Впрочем, это было так давно, что даже не хочется об этом думать. Ситуация поменялась, он стал другим, и вдохновение превратилось в нечто извращенное и озлобленное.
Он докурил, допил шампанское и снова посмотрел на клавиатуру.
Итак, он будет писать очередной мистический роман, чтобы у читателей кровь в жилах стыла от отвратительных монстров, и замирало сердце от внезапных сюжетных оборотов. Концовка должна сносить голову, точно выстрел из ружья. Лоренц иногда писал свои творения, начиная с последней главы – порою, подобная манера письма очень удобна для автора, но только не сегодня.
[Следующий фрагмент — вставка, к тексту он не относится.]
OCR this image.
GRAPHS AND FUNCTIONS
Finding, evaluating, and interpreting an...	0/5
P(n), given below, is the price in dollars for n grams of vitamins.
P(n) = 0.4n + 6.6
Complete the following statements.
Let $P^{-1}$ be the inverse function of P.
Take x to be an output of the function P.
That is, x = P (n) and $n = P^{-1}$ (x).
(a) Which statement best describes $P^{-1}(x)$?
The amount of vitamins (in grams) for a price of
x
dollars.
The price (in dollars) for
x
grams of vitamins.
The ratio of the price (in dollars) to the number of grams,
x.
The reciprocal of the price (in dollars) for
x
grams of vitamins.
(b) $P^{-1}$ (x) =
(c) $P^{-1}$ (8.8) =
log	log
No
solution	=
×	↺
Сегодня нужно начинать сначала. Самое нелюбимое в работе над текстами.
Лоренц поборол желание допить остатки шампанского в бутылке, и, скривившись, набрал тонкими пальцами: «Стоял жаркий летний день». Хм, какое интересное вступление, подумал он, перечитывая четыре коротких слова. Но разве то, что день летний не подразумевает то, что он жаркий? Ну уж нет, летним днем может пойти дождь, может подняться ураганный ветер, а может…
Да и какая разница? Разве для дальнейшего сюжета важно, какая погода стоит сейчас в городе? А почему в городе? Может быть, история должна происходить в поселении, деревне, в лесу, в конце концов? Почему он решил, что должен быть обязательно город? И при чем тут слово «стоял»? Разве день может лежать? Наверное, уместнее написать «Был летний день». Это и короче, и как-то логичнее и осмысленнее.
Лоренц достал новую сигарету и на мгновение ненавистный белый лист утонул в сером дыму. Итак, был летний день. Все хорошо, но почему он решил, что событие, служащее завязкой сюжета, должно происходить именно днем? Разве оно не может случиться ночью, вечером, на заре, или утром? Какие события происходят днем, которые не могут произойти в другое время суток? Не слишком ли много вопросов к нескольким словам, которые он смог из себя выжать?
Все дело в том, что он просто не знает о чем писать. Вот, откуда берутся сомнения. В его голове царит оглушительная тишина и полнейший сумбур, где никак не найти никакой подходящей идеи.
Лоренц нахмурился, стер первые три слова черновика и снова уставился на белый лист.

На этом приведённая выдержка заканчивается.